As punishment for this insupportable determination to scupper the best laid plans of mice and men, I should clearly, at this point, volunteer to stay in the building and burn to death. It would be the least I could do, after causing "a concern". That or get myself all better - because my impairments are probably all in the mind anyway - so that I can scamper downstairs efficiently and help this numpty win his building-emptying Guinness World Record bid.


Seriously, though, in what bizarre, alternate universe is the fact that the safe evacuation of disabled people is going to increase the overall length of time it take to fully evacuate a particular office building something to be concerned about? By whose scheme of logic is this a problem? Who can't sleep at night for worrying that, although there are plans to get "these people" out safely, "these people" still can't move as quickly as "normal people"? Who - and let's stop messing around, here - hasn't actually understood what his employer's H&S responsibilities are as regards emergency evacuations?


I was lucky enough to have a good teacher about this subject way back when I first needed a PEP. He has long since retired, naturally, so can't be wheeled in to beat some sense into The Man With A Concern. But here is what I learned.

The purpose of an emergency evacuation is to get everybody away from danger as quickly as possible. You expedite this by getting everybody who can get out quickly under their own steam out first. In the meantime, those who can't move as quickly are making their way, with their "buddies", towards fire refuges. Fire refuges have a considerably greater level of fire resistance than the more open plan areas of the building.

Each of the slowly crips has a carefully-agreed, detailed plan of where and when they will go next, and under what specific circumstances. That plan incorporates the way in which their status will be communicated to the Incident Control Officer (ICO). My own plan isn't nearly as complicated as some. It doesn't involve teams of Evac Chair handlers, or me moving through various compartments of the building as successive refuges start to become unsafe.

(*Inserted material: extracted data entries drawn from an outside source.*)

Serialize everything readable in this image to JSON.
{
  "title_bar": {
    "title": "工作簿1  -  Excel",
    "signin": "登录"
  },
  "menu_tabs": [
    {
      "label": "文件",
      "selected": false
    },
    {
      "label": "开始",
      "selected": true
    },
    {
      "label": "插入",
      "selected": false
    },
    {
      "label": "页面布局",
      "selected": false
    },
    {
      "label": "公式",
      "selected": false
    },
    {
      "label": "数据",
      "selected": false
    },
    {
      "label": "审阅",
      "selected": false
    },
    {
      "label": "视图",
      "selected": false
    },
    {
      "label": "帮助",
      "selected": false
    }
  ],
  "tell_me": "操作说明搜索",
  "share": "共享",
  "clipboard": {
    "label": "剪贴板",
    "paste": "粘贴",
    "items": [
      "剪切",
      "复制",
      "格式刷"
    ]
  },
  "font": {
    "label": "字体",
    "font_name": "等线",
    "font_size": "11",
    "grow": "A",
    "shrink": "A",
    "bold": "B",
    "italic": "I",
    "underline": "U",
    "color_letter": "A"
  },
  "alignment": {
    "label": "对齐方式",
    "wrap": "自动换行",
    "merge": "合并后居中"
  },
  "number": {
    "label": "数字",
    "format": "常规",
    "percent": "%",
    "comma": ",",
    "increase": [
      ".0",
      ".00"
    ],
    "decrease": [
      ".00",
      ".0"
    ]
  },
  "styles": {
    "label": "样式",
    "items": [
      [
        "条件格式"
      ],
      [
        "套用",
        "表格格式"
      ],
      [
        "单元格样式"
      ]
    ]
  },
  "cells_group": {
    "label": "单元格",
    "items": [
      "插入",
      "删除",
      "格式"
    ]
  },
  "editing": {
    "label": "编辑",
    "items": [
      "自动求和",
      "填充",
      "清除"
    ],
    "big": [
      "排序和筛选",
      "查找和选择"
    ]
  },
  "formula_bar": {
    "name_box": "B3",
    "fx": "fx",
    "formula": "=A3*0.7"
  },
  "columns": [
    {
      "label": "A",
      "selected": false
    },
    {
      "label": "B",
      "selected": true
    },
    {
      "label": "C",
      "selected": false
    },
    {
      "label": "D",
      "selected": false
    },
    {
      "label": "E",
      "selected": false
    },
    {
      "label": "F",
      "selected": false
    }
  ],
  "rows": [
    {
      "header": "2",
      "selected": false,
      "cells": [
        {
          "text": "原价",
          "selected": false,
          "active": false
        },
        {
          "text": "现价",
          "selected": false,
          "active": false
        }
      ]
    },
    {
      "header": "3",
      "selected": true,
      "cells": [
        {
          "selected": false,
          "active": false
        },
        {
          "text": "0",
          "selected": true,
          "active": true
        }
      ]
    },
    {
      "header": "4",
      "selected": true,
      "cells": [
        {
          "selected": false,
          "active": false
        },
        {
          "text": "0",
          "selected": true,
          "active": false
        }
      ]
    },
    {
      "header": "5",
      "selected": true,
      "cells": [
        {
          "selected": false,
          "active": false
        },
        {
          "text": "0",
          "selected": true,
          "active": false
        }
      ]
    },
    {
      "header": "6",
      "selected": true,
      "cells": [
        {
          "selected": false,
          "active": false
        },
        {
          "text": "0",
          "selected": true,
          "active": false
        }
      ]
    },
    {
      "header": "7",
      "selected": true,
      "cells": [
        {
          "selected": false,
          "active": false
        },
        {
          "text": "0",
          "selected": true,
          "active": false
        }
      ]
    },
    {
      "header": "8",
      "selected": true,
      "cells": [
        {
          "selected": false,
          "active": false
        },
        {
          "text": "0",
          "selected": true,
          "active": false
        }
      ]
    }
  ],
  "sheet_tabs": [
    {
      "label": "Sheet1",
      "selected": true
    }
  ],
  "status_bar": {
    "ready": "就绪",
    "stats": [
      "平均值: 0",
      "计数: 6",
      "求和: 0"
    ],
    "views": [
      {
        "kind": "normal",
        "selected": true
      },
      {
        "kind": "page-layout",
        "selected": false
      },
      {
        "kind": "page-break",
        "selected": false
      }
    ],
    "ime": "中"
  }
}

It involves me setting off down the (fire-protected) stairs once it's safe for me to do so, and making my way down them at a speed which is manageable for me. Various members of my team are responsible either for staying with me to make sure nothing unforeseen happens, or letting the ICO know I've begun my descent.

This means that, when the first fire engine arrives, and the senior fire officer asks the ICO whether everyone is safe, the ICO can honestly reply that all those who don't need a PEP are already out, and that the location and progress of all the slowly crips is known, and that none of them is in danger. At which point, said senior fire officer will direct his staff to saving the building.

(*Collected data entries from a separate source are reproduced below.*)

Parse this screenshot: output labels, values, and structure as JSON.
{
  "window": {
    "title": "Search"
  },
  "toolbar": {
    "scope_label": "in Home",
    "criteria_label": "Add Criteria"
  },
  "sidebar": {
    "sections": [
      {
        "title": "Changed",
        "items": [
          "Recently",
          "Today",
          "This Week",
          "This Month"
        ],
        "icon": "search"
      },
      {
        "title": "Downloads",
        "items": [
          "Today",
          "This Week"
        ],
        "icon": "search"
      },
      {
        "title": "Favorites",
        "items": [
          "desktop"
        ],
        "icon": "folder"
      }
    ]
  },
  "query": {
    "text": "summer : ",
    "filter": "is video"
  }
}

If, on the other hand, the first fire engine arrives, the senior officer asks the ICO whether everyone is safe, and the ICO replies that most people are, but he or she has a vague suspicion that about a dozen slowly crips probably couldn't keep up with the mandatory deadline for getting out, so no-one knows where they are, the fire officer will direct his staff to put on breathing apparatus and sweep the building in search of the people. And, if that means the building burns to the ground, then so be it. Because the Fire Service - unlike, apparently, at least one of my colleagues - values human life more highly than inanimate buildings. Yes, even the life of someone, like me, who can't walk very quickly.